Have you ever stopped to think about the length of cranks you use? Maybe it is something that you have looked into to get the maximum performance from your pedal stroke, or maybe you have never thought about it. At ROTOR we are specialists in offering our cranks in a multitude of lengths. You only have to choose the one that best suits your needs. We explain the details of the importance of the correct length of cranks.
In order to get the most out of our training, we must optimize all the elements that intervene in the pedaling cycle. The cranks are one of the main parts of each pedal stroke and that is why at ROTOR we are one of the brands that has the most crank lengths on the market. If you want to adapt your pedaling style, your cadence and your power, you must bear in mind that a crank length suitable for your morphology and technique can help you feel more comfortable and pedal more efficiently.

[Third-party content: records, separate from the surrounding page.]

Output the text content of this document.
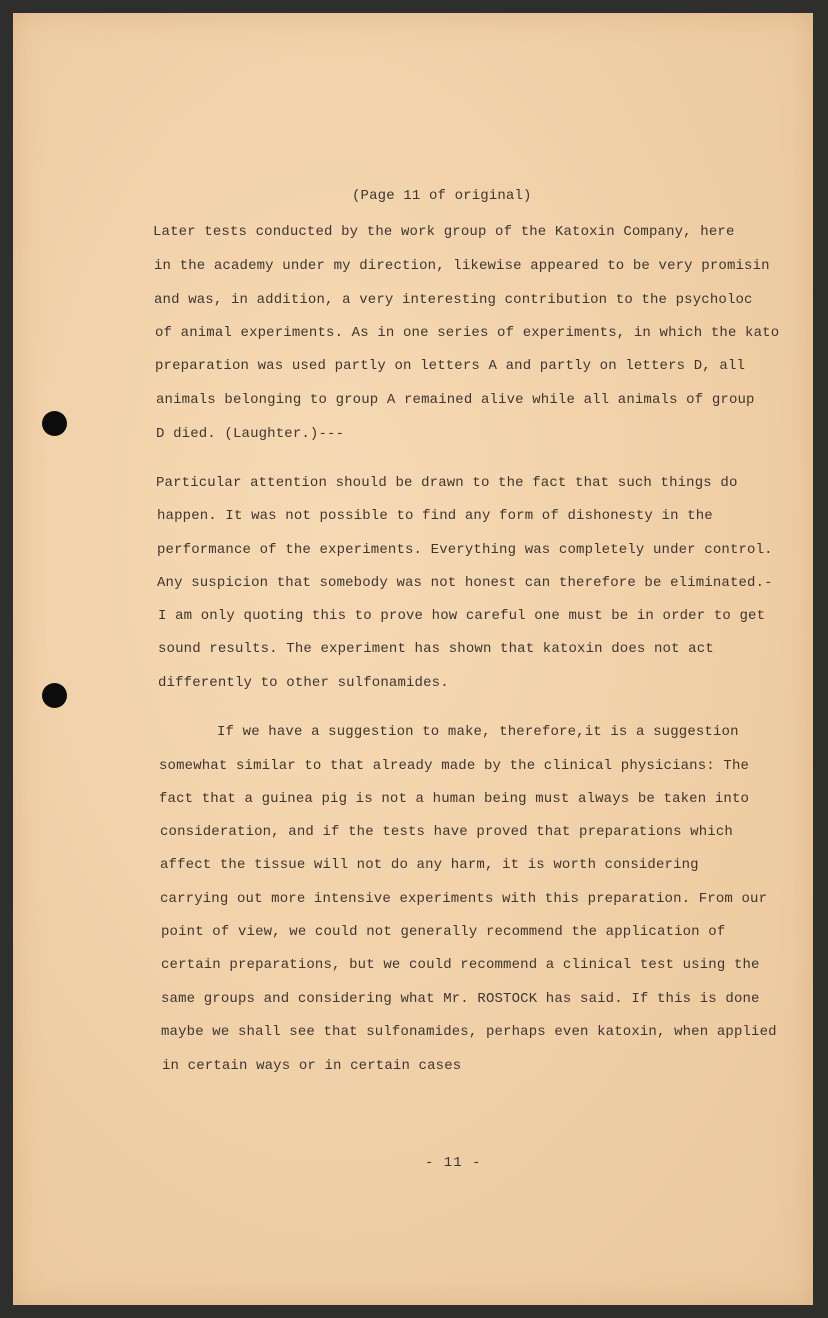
(Page 11 of original)

Later tests conducted by the work group of the Katoxin Company, here

in the academy under my direction, likewise appeared to be very promisin

and was, in addition, a very interesting contribution to the psycholoc

of animal experiments. As in one series of experiments, in which the kato

preparation was used partly on letters A and partly on letters D, all

animals belonging to group A remained alive while all animals of group

D died. (Laughter.)---

Particular attention should be drawn to the fact that such things do

happen. It was not possible to find any form of dishonesty in the

performance of the experiments. Everything was completely under control.

Any suspicion that somebody was not honest can therefore be eliminated.-

I am only quoting this to prove how careful one must be in order to get

sound results. The experiment has shown that katoxin does not act

differently to other sulfonamides.

If we have a suggestion to make, therefore,it is a suggestion

somewhat similar to that already made by the clinical physicians: The

fact that a guinea pig is not a human being must always be taken into

consideration, and if the tests have proved that preparations which

affect the tissue will not do any harm, it is worth considering

carrying out more intensive experiments with this preparation. From our

point of view, we could not generally recommend the application of

certain preparations, but we could recommend a clinical test using the

same groups and considering what Mr. ROSTOCK has said. If this is done

maybe we shall see that sulfonamides, perhaps even katoxin, when applied

in certain ways or in certain cases

- 11 -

Although the usual crank lengths for most users are between 165 and 175mm (in 5mm or 2.5mm intervals), at ROTOR we have models like the Aldhu for road, which are available in up to seven sizes (150, 155, 160, 165, 170, 172.5 and 175mm). Although there are not many studies that confirm that one crank length or another can vary the power generated in the pedaling cycle, shorter cranks can help you in certain circumstances.
Choosing a shorter crank can help you achieve a little more comfort when riding and reduce the stresses that occur in the knee and hip due to less stress suffered by both joints. Also, with shorter cranks, you can improve the quality of your pedal stroke, as effectively the pedal stroke circumference has a smaller diameter, which affects the ergonomics of your hips and knees during the pedaling cycle. The leverage applied is less and thus less stress on the joints. Also, from an aerodynamic point of view, switching to a shorter crank makes the position of your back drop slightly and improves your aerodynamic penetration on the bike.
It is very important that you keep in mind that the height of a rider, as well as the height of the saddle to the bottom bracket, are not decisive for the crank length to be very different. You can see riders with a high 860mm saddle height with a 170mm or 172.5mm crank. Similarly, a low saddle height as with shorter riders, of, for example 650mm, makes them use 165mm cranks. In other words, with a notable difference in saddle height, the crank length changes by only 5 or 7.5mm. This is a key indication why there is now a clear trend for shorter cranks even on plus size riders.
The best way to know which crank length is the most appropriate for your height and your pedaling style and position on the bike is through a biomechanical study. There are tables in which they recommend one crank size or another, depending on your height, but it is only a recommendation. If you are two meters tall, this does not mean you need to run a 200mm crank length nor for being 1.50m means you need to use a 120mm crank. Height is a factor to take into account, but not the only one in choosing the right length.
By carrying out a biomechanics study, you will be able to understand what crank length you need, taking into account the work you do with your ankle, knee and hip joints, which are those that use the large muscle groups of the leg when pedaling.
Normally what we do at ROTOR, on road models like the Aldhu or Vegast, we have more crank lengths available, so you can find the exact measurement that suits your pedaling style. On the other hand, on mountain bikes the measurements are more limited since, in addition to the pedaling cycle, other factors come into play, such as ground clearance, and most of our models are available in lengths of 165, 170 and 175mm. Including models with an integrated powermeter such as the 2INpower.